Brooks, who wrote “Your Show of Shows” alongside another stage and screen giant, Neil Simon, said in his 2021 memoir “All About Me!” that the movie represented “my love letter to Sid Caesar and the early days of television, and it was a great story.”

“My Favorite Year,” available on streaming services, had a respectable box office opening in October 1982, coming in third behind “Officers and Gentlemen” and “ET the Extra-Terrestrial.”

Joseph Bologna plays the talented, manic (and sexy) King Kaiser. Others in the incredible cast include Lainie Kazan (“My Big Fat Greek Wedding” and sequels), Jessica Harper (“They”), Bill Macy (“Maude”) and Selma Diamond.

Benjamin was a teenage fan of Caesar’s show and recalled how he and his equally devoted friends would get calls after it aired on Saturday nights to replay the highlights.

“The show changed everything. Comedians used to stand up and tell jokes, but here was something funny that was character” and stretched with extended sketches, Benjamin said. “It seemed like a miracle that this (film) came to me.”

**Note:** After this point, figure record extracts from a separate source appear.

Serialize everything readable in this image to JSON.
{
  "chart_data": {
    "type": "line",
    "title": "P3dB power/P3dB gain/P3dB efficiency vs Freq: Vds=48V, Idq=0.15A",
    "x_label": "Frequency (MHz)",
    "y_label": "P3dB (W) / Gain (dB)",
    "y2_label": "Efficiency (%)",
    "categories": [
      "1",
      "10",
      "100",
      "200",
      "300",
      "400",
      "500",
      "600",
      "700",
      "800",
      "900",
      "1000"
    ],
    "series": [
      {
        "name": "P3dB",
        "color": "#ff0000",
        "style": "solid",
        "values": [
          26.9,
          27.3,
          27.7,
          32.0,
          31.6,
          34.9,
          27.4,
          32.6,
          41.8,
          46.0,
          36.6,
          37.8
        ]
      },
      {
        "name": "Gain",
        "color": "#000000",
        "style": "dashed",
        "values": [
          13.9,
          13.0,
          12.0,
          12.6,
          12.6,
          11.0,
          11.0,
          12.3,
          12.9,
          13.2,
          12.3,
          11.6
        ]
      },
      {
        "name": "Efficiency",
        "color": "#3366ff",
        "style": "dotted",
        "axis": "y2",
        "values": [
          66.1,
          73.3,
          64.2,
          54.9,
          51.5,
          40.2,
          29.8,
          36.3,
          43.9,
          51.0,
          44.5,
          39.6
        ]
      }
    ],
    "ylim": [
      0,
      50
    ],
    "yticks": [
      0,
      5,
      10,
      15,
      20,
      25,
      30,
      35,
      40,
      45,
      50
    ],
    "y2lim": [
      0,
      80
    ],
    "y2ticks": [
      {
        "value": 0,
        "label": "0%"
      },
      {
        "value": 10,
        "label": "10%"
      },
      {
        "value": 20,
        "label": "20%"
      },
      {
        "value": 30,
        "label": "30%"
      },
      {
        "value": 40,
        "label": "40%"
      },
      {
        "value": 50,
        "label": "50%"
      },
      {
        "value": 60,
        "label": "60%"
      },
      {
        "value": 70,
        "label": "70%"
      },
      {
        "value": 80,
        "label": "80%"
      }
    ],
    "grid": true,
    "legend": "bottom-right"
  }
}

The role of Swann had not yet been played, and it was Hollywood’s luck that it went to O’Toole, giving his seventh out of eight Oscar nominations (he lost to Ben Kingsley in “Gandhi”).

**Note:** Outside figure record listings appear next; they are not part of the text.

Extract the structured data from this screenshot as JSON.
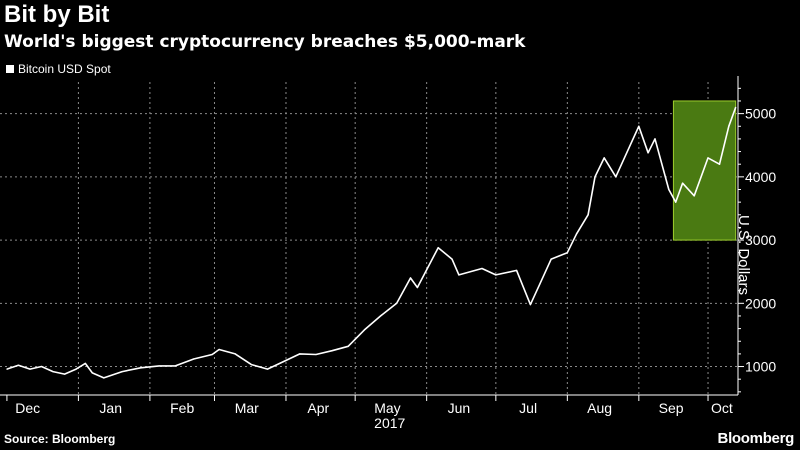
{
  "header": {
    "title": "Bit by Bit",
    "subtitle": "World's biggest cryptocurrency breaches $5,000-mark"
  },
  "footer": {
    "source": "Source: Bloomberg",
    "logo": "Bloomberg"
  },
  "colors": {
    "background": "#000000",
    "line": "#ffffff",
    "highlight_fill": "#4a7a12",
    "highlight_stroke": "#9ccd2c",
    "grid": "#8a8a8a"
  },
  "chart_data": {
    "type": "line",
    "title": "Bit by Bit",
    "subtitle": "World's biggest cryptocurrency breaches $5,000-mark",
    "ylabel": "U.S. Dollars",
    "xlabel": "",
    "ylim": [
      550,
      5500
    ],
    "y_ticks": [
      1000,
      2000,
      3000,
      4000,
      5000
    ],
    "x_ticks": [
      "Dec",
      "Jan",
      "Feb",
      "Mar",
      "Apr",
      "May",
      "Jun",
      "Jul",
      "Aug",
      "Sep",
      "Oct"
    ],
    "x_year_label": "2017",
    "grid": true,
    "legend_position": "top-left",
    "highlight": {
      "x_start": "2017-09-16",
      "x_end": "2017-10-13",
      "y_start": 3000,
      "y_end": 5200
    },
    "series": [
      {
        "name": "Bitcoin USD Spot",
        "x": [
          "2016-12-01",
          "2016-12-06",
          "2016-12-11",
          "2016-12-16",
          "2016-12-21",
          "2016-12-26",
          "2016-12-31",
          "2017-01-04",
          "2017-01-07",
          "2017-01-12",
          "2017-01-20",
          "2017-01-28",
          "2017-02-05",
          "2017-02-12",
          "2017-02-20",
          "2017-02-28",
          "2017-03-03",
          "2017-03-10",
          "2017-03-17",
          "2017-03-24",
          "2017-03-31",
          "2017-04-07",
          "2017-04-14",
          "2017-04-21",
          "2017-04-28",
          "2017-05-05",
          "2017-05-12",
          "2017-05-19",
          "2017-05-25",
          "2017-05-28",
          "2017-06-06",
          "2017-06-12",
          "2017-06-15",
          "2017-06-25",
          "2017-07-01",
          "2017-07-10",
          "2017-07-16",
          "2017-07-20",
          "2017-07-25",
          "2017-08-01",
          "2017-08-05",
          "2017-08-10",
          "2017-08-13",
          "2017-08-17",
          "2017-08-22",
          "2017-08-27",
          "2017-09-01",
          "2017-09-05",
          "2017-09-08",
          "2017-09-14",
          "2017-09-17",
          "2017-09-20",
          "2017-09-25",
          "2017-10-01",
          "2017-10-06",
          "2017-10-10",
          "2017-10-13"
        ],
        "values": [
          960,
          1020,
          960,
          1000,
          920,
          880,
          960,
          1050,
          900,
          820,
          920,
          980,
          1010,
          1010,
          1120,
          1190,
          1270,
          1200,
          1030,
          960,
          1080,
          1200,
          1190,
          1250,
          1320,
          1580,
          1800,
          2000,
          2400,
          2250,
          2880,
          2700,
          2450,
          2550,
          2450,
          2520,
          1980,
          2300,
          2700,
          2800,
          3100,
          3400,
          4000,
          4300,
          4000,
          4400,
          4800,
          4380,
          4600,
          3800,
          3600,
          3900,
          3700,
          4300,
          4200,
          4800,
          5100
        ]
      }
    ]
  }
}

Albert Finney was offered the part but was dragging his feet. “Why don’t you get O’Toole?” Finnie helpfully suggested. “We do this all the time. I turn something, you turn something” and the other takes the role.

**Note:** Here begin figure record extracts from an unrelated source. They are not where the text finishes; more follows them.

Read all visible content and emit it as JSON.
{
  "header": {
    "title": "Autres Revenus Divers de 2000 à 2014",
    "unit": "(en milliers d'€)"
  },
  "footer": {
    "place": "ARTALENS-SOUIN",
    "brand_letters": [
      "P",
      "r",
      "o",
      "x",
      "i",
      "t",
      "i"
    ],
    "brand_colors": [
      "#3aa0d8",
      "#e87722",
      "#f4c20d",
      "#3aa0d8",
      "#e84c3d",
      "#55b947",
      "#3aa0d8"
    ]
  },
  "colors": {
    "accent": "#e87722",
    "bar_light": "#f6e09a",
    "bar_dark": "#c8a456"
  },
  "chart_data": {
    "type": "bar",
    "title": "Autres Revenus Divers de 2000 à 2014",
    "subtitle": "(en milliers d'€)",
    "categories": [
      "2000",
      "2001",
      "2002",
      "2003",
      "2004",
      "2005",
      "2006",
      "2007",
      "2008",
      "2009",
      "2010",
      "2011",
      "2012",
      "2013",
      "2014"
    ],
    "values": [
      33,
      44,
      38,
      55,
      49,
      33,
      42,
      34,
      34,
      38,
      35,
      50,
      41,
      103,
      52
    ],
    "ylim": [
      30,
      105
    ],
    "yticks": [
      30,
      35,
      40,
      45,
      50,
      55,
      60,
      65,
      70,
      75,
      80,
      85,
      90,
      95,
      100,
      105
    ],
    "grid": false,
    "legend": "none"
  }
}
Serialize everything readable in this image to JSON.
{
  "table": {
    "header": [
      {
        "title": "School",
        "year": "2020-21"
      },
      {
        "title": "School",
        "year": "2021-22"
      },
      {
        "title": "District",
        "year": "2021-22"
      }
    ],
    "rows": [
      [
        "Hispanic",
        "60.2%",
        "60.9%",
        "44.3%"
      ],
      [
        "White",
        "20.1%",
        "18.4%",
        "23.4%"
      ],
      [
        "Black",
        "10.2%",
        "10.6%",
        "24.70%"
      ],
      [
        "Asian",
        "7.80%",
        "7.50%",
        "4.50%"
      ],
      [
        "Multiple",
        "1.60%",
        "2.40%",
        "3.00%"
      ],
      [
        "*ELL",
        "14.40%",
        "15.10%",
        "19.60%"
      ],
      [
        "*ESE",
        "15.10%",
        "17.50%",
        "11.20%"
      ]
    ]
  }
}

Linn-Baker (“TV’s Ghosts,” “Perfect Strangers”) found O’Toole a kind and generous mentor and is often amazed by his work, which includes “Lawrence of Arabia,” “Becket” and “The Lion in Winter. ” O’Toole died in 2013 at the age of 81.

“The relationship that Benjy and Swann had on film is as good as the relationship we had off screen,” Linn-Baker said. “He took me under his wing. What little I know about acting, I know from watching and listening to him.”

Kazan, who played Belle Steinberg Carroca, Benjy’s remarried widow, remembers meeting O’Toole for the first time when she and Brooks knocked on the actor’s dressing room door, heard a muffled “come in” and found O’s underwear on. The device sits on the sink and washes her hair.

“He stands up and says, ‘Miss Kazan, my greatest pleasure,'” the actor and singer gleefully recounted. “I fell in love with him. He was so amazing to me. “

Kazan, who received a Tony nomination for reprising the role of Belle in the 1992-93 musical adaptation of “My Favorite Year,” said she raised her outspoken Jewish mother from her relatives, including an aunt who was “the best person” and. Kazan’s mother, a beautiful woman who wore “all these wonderful clothes.”

An invitation to a Brooklyn dinner from Belle to Swann leads to a culture clash of epic comedy proportions. At one point, Benjy’s middle-aged aunt Sadie walks in wearing a revealing wedding gown, prompting an awkward compliment from sister Belle.

“Do you like it? I only wore it once,” replies a beaming Sadie, while Swann, amused, looks on.

For all its fun punchlines and slapstick, “My Favorite Year” is a fitting Valentine to classic TV creativity. The templates they created are still copied and popular, even amidst the great changes of the 21st century.

The movie’s plot is interesting, but “the world it’s set in is really zany, and it’s very beautiful,” Bianculli said. “I show ‘Your Show Show’ in my class (at Rowan University), and it still works.”